Wat de (gestelde) nieuwe stal betreft, is doorslaggevend dat eisers niet duidelijk hebben gemaakt in hoeverre zij ten behoeve van deze stal investeringen hebben verricht, of investeringsverplichtingen zijn aangegaan, vóór 10 juli 1997. Volgens eisers zijn zij "in de loop van 1997" begonnen met "het opruimen/slopen van de oude schuur en loods om ruimte te maken voor de nieuwe schuur", maar daarmee is nog niet gezegd dat deze werkzaamheden ook daadwerkelijk vóór 10 juli 1997 zijn begonnen, laat staan dat er vóór die datum aanzienlijke kosten zijn gemaakt of onomkeerbare verplichtingen zijn aangegaan. Mede nu de Staat bij zijn conclusie van antwoord uitdrukkelijk heeft betwist dat eisers vóór 10 juli 1997 (of voor 1 september 1998) onomkeerbare investeringsverplichtingen zijn aangegaan, had van eisers in dit verband in redelijkheid méér verwacht mogen worden. Daarnaast wekken (met name) de onder 2.4 genoemde brief van 19 juni 1997 van de Rabobank, de onder 2.6 genoemde milieuvergunning van 28 april 1998 en de onder 2.12 genoemde bouwvergunning van 19 januari 1999 - gelet op hun respectieve dateringen - in ieder geval tot op zekere hoogte de indruk dat (eventuele) wezenlijke investeringen pas zijn verricht ná 10 juli 1997. Gelet op dit een en ander ziet de rechtbank evenmin aanleiding om eisers tot bewijslevering toe te laten.

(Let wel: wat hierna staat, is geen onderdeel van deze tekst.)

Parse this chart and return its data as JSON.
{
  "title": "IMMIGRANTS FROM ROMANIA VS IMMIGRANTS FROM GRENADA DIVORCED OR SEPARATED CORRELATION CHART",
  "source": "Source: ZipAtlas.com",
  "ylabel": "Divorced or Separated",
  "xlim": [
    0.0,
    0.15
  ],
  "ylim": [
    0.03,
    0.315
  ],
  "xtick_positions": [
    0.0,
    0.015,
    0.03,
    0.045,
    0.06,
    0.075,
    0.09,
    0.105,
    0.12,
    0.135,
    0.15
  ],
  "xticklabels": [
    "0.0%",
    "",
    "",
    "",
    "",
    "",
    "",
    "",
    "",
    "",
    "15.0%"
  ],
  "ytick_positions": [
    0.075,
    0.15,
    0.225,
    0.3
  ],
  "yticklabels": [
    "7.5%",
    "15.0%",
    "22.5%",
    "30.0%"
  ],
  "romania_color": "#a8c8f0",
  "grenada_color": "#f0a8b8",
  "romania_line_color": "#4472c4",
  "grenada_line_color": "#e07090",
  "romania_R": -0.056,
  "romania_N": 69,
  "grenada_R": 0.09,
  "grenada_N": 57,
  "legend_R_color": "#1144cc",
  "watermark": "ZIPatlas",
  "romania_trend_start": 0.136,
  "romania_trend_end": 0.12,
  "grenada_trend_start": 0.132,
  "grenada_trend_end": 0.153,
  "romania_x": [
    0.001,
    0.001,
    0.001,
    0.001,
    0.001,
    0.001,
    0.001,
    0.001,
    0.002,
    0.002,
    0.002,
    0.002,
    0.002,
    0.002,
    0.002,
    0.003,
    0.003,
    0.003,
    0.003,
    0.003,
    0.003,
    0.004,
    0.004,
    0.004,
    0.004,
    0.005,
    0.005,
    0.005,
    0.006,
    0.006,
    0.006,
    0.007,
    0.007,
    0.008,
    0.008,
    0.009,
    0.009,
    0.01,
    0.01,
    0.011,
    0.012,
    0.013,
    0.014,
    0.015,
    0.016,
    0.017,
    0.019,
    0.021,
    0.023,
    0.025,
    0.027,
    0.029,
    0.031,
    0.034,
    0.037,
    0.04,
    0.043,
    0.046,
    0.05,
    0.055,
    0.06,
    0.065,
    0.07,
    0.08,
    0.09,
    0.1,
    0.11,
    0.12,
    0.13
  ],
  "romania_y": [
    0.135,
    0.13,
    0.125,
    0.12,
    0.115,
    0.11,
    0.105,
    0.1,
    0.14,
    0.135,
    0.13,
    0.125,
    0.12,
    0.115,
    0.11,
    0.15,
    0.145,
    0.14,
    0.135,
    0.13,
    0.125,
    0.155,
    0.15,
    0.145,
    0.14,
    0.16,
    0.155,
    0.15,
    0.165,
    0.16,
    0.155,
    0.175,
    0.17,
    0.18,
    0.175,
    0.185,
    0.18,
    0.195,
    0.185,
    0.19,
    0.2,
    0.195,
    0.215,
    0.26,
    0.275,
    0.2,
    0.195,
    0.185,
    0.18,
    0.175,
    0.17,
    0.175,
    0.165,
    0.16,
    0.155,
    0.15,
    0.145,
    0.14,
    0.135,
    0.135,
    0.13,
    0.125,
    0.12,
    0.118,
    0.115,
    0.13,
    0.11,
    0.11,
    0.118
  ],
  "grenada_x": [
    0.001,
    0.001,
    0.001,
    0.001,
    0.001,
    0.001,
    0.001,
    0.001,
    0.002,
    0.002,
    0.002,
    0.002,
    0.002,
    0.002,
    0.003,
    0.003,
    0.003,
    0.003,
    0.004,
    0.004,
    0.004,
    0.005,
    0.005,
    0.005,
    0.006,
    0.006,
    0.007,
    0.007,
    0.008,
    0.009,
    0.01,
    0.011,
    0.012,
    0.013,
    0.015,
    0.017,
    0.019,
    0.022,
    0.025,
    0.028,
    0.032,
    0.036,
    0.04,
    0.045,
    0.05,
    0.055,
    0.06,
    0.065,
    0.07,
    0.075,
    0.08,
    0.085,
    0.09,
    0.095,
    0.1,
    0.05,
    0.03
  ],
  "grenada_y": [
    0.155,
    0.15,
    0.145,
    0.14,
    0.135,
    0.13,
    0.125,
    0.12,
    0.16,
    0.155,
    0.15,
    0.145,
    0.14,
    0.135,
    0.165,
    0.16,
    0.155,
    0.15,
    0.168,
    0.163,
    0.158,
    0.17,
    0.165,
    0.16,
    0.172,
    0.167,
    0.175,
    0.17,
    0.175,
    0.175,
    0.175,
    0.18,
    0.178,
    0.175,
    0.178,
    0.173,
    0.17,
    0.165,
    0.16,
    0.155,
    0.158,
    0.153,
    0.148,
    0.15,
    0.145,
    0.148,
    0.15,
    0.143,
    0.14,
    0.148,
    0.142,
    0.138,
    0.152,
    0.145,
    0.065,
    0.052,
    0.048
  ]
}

4.5. Reeds het voorgaande leidt tot de conclusie dat de vorderingen van eisers dienen te worden afgewezen. Mede daarom zal de rechtbank de door de Staat (min of meer) nog aan de orde gestelde vraag wat de consequenties zouden moeten zijn van de omstandigheid dat eisers de aangifte overschotheffing over het jaar 1996 te laat hebben ingediend, buiten beschouwing laten. Eisers zullen, als de in het ongelijk gestelde partij, worden veroordeeld in de proceskosten.
5. De beslissing
De rechtbank:
- wijst de vorderingen af;
- veroordeelt eisers in de proceskosten, tot op heden aan de zijde van de Staat begroot op € 1.405,-- aan verschotten en € 1.788,-- aan salaris van de advocaat en te vermeerderen met de wettelijke rente over beide bedragen ingaande veertien dagen na de dag van de uitspraak van dit vonnis;
- verklaart deze proceskostenveroordeling uitvoerbaar bij voorraad.
Dit vonnis is gewezen door mr. P.A. Koppen en in het openbaar uitgesproken op
16 september 2009.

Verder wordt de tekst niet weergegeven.